Dresden. In der Debatte um die Neubesetzung des sächsischen Stasi-Beauftragten haben Verfolgtenverbände und Aufarbeitungsinitiativen Forderungen an Justizminister Jürgen Martens (FDP) gestellt. Erst wenn sich die Politik über das künftige Aufgabenspektrum und die Rechtstellung des Landesbeauftragten verständigt habe, solle auch über die Personalfrage entschieden werden, verlangten zwölf Vereine und Verbände gestern nach einem Gespräch mit Martens.



“Wir mussten mit Verwunderung feststellen, dass er sich schon vor dem Gespräch auf einen neuen Kandidaten festgelegt hat„, heißt es in einer Erklärung. So war in den vergangenen Tagen bekannt geworden, dass der Autor und frühere Bürgerrechtler Lutz Rathenow als aussichtsreicher Kandidat gehandelt wird. Er könnte schon am Dienstag im Kabinett vorgeschlagen werden.

Die Verbände fordern, dass der Sächsische Landesbeauftragte künftig im Geschäftsbereich des Landtages, statt beim Justizminister angesiedelt werden soll, um die Personalie unabhängig von parteipolitischen Interessen und nach sachlichen Kriterien entscheiden zu können.
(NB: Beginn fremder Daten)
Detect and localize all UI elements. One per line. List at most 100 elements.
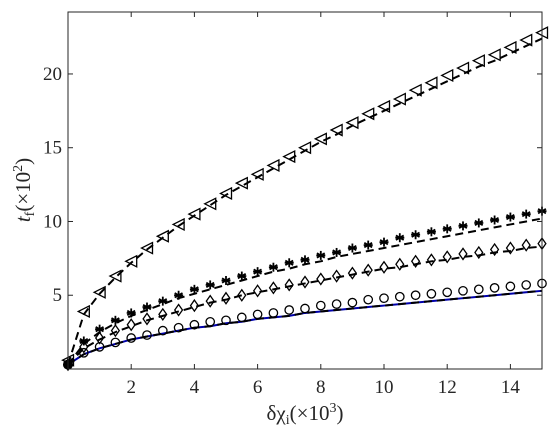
data-point-circle: [157, 325, 168, 336]
data-point-asterisk: [426, 227, 436, 237]
data-point-triangle-left: [76, 304, 90, 319]
data-point-triangle-left: [424, 76, 438, 90]
axes-box: [67, 11, 543, 370]
data-point-circle: [489, 283, 500, 293]
data-point-diamond: [363, 263, 373, 277]
data-point-diamond: [205, 294, 215, 308]
data-point-triangle-left: [503, 40, 517, 54]
data-point-circle: [142, 330, 152, 340]
data-point-triangle-left: [266, 158, 280, 172]
data-point-diamond: [474, 245, 484, 260]
data-point-asterisk: [505, 212, 515, 222]
data-point-circle: [173, 322, 184, 333]
data-point-circle: [126, 333, 137, 343]
data-point-triangle-left: [345, 116, 359, 130]
data-point-circle: [78, 347, 89, 358]
data-point-asterisk: [189, 284, 199, 294]
data-point-diamond: [79, 340, 89, 354]
data-point-asterisk: [284, 258, 294, 268]
data-point-triangle-left: [456, 61, 470, 75]
data-point-diamond: [395, 257, 405, 271]
x-tick-label: 8: [316, 377, 326, 398]
data-point-asterisk: [411, 230, 421, 240]
data-point-triangle-left: [329, 123, 343, 137]
data-point-asterisk: [142, 302, 152, 312]
data-point-circle: [94, 342, 105, 352]
data-point-circle: [331, 299, 342, 309]
data-point-diamond: [173, 303, 184, 317]
y-tick-label: 20: [43, 64, 62, 85]
data-point-asterisk: [347, 243, 357, 253]
data-point-triangle-left: [140, 241, 154, 255]
x-axis-label: δχi(×103): [267, 401, 344, 428]
data-point-circle: [189, 319, 200, 330]
data-point-triangle-left: [108, 269, 122, 283]
data-point-asterisk: [237, 271, 247, 281]
data-point-asterisk: [316, 250, 326, 260]
data-point-diamond: [158, 307, 168, 322]
data-point-circle: [268, 308, 279, 318]
data-point-asterisk: [268, 262, 278, 272]
data-point-diamond: [189, 298, 200, 313]
data-point-diamond: [410, 254, 421, 268]
data-point-circle: [394, 291, 405, 302]
data-point-triangle-left: [124, 254, 138, 268]
data-point-triangle-left: [219, 186, 233, 201]
data-point-triangle-left: [171, 217, 185, 231]
data-point-asterisk: [126, 308, 136, 318]
data-point-triangle-left: [282, 150, 296, 164]
data-point-triangle-left: [313, 132, 327, 146]
data-point-asterisk: [253, 267, 263, 277]
x-tick-label: 12: [438, 377, 457, 398]
data-point-circle: [426, 288, 437, 299]
data-point-asterisk: [379, 237, 389, 247]
data-point-circle: [521, 280, 532, 290]
data-point-circle: [221, 315, 231, 326]
data-point-asterisk: [363, 240, 373, 250]
data-point-asterisk: [300, 255, 310, 265]
y-tick-label: 15: [43, 138, 62, 159]
x-tick-label: 10: [375, 377, 394, 398]
x-tick-label: 2: [126, 377, 136, 398]
data-point-triangle-left: [471, 54, 485, 68]
data-point-diamond: [237, 288, 247, 302]
data-point-triangle-left: [203, 197, 217, 211]
data-point-circle: [205, 316, 216, 327]
data-point-triangle-left: [92, 285, 106, 299]
data-point-triangle-left: [250, 167, 264, 181]
data-point-diamond: [316, 272, 326, 286]
fit-line-solid: [67, 289, 543, 366]
data-point-asterisk: [221, 275, 231, 285]
data-point-circle: [363, 294, 374, 305]
ticks: 2 4 6 8 10 12 14 5 10 15 20: [43, 12, 542, 398]
data-point-asterisk: [158, 296, 168, 306]
data-point-diamond: [442, 250, 452, 264]
data-point-diamond: [126, 318, 136, 332]
data-point-circle: [410, 290, 421, 301]
data-point-asterisk: [521, 209, 531, 219]
data-point-circle: [505, 281, 516, 292]
data-point-triangle-left: [519, 33, 533, 47]
data-point-asterisk: [490, 215, 500, 225]
fit-line-dashed: [67, 245, 543, 366]
data-point-triangle-left: [155, 229, 169, 243]
data-point-diamond: [142, 312, 152, 326]
data-point-diamond: [331, 269, 342, 283]
data-point-diamond: [458, 247, 468, 261]
data-point-asterisk: [474, 218, 484, 228]
data-point-diamond: [300, 275, 310, 289]
data-point-diamond: [505, 241, 516, 255]
data-point-diamond: [284, 278, 294, 292]
data-point-circle: [110, 337, 121, 348]
x-tick-label: 6: [253, 377, 263, 398]
data-point-asterisk: [332, 247, 342, 257]
data-point-circle: [236, 312, 247, 323]
y-tick-label: 5: [53, 285, 63, 306]
data-point-circle: [379, 293, 389, 304]
data-point-triangle-left: [377, 99, 391, 113]
fit-line-dashed: [67, 289, 543, 366]
data-point-circle: [300, 303, 310, 314]
data-point-triangle-left: [487, 48, 501, 62]
data-point-circle: [284, 305, 295, 315]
Zugleich wollen die Verbände eine Erweiterung der thematischen Aufgaben und eine Umbenennung des Amtes in “Landesbeauftragter zur Aufarbeitung der kommunistischen Diktatur„.

Laut Martens Sprecher Till Pietzcker hat der Minister offen auf die Vorschläge reagiert. “Es gab ein konstruktives Gespräch und in mehreren Fragen Übereinstimmungen.„ Martens wolle die Diskussion fortsetzen.